Também houve progresso no reconhecimento da valorização social do masculino


que é inerente a muitas línguas e a consequente marginalização das mulheres —
colocando-as de lado, ignorando-as ou considerando-as atípicas no que tange à
experiência humana. Esta não é a visão bíblica. No passado, quando Deus era
considerado masculino, o erro estava em considerar a masculinidade como sendo
mais semelhante a Deus.

O exemplo de Jesus não introduziu um movimento revolucionário para derrubar a


cultura judaica de dominação masculina da sua época.
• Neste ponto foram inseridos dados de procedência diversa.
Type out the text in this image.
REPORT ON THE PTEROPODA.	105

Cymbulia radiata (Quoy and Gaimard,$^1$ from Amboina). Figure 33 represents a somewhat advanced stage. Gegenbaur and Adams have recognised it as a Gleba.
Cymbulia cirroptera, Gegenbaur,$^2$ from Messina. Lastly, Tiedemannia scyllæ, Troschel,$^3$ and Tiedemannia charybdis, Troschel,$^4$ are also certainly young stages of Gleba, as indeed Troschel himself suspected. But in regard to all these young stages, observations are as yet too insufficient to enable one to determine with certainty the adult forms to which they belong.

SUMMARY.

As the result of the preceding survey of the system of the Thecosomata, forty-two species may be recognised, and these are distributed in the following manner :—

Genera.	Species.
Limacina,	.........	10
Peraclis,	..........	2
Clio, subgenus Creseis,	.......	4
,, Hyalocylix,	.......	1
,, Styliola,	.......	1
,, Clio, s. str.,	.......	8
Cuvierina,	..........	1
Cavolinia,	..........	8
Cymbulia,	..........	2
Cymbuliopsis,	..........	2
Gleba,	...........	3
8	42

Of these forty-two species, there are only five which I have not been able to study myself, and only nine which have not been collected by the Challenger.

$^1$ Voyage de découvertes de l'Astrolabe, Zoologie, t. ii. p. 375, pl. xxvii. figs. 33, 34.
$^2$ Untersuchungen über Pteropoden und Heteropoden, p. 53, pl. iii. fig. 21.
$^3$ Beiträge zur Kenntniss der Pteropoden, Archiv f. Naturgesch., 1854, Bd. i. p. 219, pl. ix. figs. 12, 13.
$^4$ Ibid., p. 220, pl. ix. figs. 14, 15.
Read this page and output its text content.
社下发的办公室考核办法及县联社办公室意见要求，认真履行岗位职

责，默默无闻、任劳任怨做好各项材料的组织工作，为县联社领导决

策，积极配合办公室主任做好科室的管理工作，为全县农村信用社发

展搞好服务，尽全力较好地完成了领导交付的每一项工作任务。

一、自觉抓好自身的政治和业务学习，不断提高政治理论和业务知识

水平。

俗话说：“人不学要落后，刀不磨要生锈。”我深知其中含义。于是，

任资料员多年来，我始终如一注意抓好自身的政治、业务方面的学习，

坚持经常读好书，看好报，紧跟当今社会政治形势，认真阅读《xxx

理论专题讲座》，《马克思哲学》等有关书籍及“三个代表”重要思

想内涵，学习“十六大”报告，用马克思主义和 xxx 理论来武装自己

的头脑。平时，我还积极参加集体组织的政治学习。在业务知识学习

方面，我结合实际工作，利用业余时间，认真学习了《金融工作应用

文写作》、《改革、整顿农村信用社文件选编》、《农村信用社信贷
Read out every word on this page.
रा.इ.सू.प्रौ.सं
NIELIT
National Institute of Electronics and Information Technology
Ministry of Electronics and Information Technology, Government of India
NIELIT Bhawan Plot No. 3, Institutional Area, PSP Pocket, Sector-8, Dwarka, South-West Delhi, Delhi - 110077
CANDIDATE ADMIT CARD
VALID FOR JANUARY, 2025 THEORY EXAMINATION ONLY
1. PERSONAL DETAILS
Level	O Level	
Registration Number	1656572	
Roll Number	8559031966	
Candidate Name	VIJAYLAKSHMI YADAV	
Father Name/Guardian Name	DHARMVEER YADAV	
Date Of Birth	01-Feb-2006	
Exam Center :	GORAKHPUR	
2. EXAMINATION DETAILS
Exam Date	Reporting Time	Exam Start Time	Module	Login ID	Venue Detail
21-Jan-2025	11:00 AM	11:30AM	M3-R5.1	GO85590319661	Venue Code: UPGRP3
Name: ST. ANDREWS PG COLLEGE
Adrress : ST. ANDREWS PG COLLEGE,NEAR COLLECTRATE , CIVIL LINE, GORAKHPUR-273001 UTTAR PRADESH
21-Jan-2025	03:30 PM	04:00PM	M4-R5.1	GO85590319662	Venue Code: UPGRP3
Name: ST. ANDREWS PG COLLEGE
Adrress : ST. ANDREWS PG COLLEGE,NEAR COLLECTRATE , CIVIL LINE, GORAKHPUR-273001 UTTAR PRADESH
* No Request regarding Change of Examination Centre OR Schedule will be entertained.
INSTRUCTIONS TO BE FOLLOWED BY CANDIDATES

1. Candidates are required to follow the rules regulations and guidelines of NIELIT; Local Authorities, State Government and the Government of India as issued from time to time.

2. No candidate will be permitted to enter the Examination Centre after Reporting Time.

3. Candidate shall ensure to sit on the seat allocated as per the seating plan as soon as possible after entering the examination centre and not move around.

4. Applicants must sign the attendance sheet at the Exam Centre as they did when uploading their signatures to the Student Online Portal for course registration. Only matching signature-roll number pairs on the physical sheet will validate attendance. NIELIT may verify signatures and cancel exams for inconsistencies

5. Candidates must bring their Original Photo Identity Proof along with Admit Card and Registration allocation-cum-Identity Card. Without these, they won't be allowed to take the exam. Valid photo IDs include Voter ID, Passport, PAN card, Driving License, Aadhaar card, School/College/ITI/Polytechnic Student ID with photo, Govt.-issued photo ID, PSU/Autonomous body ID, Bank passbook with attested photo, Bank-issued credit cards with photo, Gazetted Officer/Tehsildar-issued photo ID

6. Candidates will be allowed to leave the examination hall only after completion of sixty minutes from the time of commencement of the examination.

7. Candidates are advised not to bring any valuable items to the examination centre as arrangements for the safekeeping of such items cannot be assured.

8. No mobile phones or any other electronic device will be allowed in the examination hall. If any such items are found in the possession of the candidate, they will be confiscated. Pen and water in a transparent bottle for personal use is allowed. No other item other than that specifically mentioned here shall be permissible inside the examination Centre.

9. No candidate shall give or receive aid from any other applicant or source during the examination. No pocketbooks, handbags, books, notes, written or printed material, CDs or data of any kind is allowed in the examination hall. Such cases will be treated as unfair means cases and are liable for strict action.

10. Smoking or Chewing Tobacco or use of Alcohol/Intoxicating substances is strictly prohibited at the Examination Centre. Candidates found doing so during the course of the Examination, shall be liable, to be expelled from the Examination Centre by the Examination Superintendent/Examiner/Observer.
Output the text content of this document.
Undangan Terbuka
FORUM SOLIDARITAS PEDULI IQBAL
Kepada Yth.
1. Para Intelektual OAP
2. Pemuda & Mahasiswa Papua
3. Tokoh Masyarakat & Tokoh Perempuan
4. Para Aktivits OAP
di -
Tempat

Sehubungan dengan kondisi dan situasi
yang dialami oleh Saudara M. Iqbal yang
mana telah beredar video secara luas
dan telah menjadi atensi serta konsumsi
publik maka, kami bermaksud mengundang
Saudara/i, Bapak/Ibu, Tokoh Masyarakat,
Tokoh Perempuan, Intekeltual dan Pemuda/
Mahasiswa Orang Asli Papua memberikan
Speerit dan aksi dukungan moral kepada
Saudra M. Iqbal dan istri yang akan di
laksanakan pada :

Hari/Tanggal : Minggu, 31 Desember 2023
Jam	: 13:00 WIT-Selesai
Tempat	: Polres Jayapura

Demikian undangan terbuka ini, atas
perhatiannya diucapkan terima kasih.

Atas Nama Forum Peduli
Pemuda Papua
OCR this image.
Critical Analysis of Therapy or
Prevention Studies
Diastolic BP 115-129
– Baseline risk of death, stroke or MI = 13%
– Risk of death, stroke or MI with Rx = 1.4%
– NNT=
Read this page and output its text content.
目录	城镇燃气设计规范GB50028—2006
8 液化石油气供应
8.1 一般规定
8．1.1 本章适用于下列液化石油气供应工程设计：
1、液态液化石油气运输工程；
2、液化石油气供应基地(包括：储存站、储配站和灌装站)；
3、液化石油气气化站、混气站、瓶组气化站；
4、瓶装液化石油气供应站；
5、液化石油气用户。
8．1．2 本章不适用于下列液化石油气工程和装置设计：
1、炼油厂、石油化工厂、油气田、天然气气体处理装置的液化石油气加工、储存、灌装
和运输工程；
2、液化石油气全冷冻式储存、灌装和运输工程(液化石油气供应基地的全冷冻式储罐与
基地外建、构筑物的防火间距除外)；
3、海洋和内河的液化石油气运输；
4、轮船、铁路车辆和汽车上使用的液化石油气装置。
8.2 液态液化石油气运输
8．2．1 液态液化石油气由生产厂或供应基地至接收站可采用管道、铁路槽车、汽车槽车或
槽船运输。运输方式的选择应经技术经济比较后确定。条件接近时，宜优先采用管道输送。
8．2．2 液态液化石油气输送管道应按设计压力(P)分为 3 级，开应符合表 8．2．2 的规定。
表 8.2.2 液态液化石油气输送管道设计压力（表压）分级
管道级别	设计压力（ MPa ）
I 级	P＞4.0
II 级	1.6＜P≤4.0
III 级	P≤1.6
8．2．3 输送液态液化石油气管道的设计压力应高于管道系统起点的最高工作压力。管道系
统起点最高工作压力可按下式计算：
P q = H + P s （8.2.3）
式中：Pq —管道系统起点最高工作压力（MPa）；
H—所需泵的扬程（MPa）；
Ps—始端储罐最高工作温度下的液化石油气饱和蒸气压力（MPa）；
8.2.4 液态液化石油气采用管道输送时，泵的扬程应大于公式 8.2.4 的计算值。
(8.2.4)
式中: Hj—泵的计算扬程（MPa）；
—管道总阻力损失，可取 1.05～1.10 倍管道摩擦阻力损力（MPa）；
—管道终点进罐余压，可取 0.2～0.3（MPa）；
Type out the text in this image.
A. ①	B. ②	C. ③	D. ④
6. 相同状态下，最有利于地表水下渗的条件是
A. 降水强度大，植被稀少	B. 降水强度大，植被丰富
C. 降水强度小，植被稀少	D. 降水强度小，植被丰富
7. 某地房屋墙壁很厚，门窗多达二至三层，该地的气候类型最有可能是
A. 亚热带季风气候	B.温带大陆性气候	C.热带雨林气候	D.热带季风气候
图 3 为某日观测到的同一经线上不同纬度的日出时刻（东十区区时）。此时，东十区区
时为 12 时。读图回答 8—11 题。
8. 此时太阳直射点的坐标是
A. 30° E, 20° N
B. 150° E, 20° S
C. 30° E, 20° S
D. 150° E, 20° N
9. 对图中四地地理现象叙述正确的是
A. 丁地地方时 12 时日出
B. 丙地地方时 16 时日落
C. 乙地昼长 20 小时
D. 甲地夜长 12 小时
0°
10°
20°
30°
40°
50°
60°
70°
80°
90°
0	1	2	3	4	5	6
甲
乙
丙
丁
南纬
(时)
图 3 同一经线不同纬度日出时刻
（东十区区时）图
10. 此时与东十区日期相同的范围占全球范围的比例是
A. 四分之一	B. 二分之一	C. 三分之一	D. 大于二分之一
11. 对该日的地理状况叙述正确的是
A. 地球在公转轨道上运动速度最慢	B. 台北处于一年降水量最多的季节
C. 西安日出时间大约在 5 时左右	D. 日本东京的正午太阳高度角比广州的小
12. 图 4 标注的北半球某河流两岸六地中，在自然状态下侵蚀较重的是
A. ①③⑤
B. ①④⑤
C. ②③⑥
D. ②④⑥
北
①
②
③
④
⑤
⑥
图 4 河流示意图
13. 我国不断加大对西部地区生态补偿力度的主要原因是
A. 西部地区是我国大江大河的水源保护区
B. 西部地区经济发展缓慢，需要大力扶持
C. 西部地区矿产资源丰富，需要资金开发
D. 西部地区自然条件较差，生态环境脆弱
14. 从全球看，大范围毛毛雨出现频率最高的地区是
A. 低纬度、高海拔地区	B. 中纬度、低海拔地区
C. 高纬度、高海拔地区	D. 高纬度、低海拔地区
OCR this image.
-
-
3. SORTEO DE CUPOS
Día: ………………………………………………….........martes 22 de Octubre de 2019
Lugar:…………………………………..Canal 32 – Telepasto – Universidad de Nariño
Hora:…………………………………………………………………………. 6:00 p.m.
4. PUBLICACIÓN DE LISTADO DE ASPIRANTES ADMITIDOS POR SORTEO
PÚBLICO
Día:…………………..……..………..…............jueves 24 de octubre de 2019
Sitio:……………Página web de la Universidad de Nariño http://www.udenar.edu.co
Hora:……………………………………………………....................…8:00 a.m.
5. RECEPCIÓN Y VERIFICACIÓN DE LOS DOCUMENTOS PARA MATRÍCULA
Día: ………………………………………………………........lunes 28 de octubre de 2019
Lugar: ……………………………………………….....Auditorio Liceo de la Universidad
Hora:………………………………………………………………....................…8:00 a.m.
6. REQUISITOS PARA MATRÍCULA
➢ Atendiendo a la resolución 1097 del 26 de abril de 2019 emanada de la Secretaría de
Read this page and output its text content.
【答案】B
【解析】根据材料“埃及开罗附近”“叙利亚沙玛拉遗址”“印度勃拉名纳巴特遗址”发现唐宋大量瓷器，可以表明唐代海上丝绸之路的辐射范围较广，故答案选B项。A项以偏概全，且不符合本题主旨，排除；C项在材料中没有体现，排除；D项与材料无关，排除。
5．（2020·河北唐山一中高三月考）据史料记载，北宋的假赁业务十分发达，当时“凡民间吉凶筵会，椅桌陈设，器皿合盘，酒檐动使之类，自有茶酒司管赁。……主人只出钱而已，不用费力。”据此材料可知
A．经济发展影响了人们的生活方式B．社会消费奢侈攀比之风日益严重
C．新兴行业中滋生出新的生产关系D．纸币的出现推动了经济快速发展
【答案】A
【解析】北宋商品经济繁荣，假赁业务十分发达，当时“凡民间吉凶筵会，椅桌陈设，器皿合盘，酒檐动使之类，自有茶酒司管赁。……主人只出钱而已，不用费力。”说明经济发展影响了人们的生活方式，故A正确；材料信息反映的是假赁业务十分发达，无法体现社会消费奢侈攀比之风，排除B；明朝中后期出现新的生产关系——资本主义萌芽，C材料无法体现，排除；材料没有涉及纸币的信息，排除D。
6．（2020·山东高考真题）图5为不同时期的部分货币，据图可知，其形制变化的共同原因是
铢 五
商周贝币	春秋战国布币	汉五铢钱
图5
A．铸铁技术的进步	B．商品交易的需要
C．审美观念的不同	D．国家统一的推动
Porém ele claramente
quebrou as regras do seu tempo. Ele ensinou mulheres; discutiu teologia com
elas; aceitou adoração delas; elevou sua posição em discussões sobre divórcio; e
tocou mulheres ritualmente "impuras". Tais ações não parecem grande coisa
pelos padrões atuais, mas foram atos notáveis na época e iam além do que era
aceitável. Isto abriu caminho para seus seguidores fazerem o mesmo. No passado,
o fato de Jesus ter nascido como homem era considerado vantajoso para os
homens.

Se encarnação significa que "Deus se fez um homem", então a redenção das


mulheres fica em cheque ou pelo menos é secundária, e Jesus é mais bem
representado no sacerdócio por homens que por mulheres.

Mas a Bíblia jamais usa a masculinidade de Jesus como instrumento de


comparação; usa apenas sua humanidade, que é comum a homens e mulheres. E
o Novo Testamento ensina nitidamente o sacerdócio de todos os crentes; todos
podem chegar a Jesus e todos podem representá-lo na terra.

Na encarnação Jesus representa um modelo de humanidade, não de


masculinidade. As mulheres, assim como os homens, podem encontrar seu
padrão nele e seguir seu exemplo em todos os aspectos.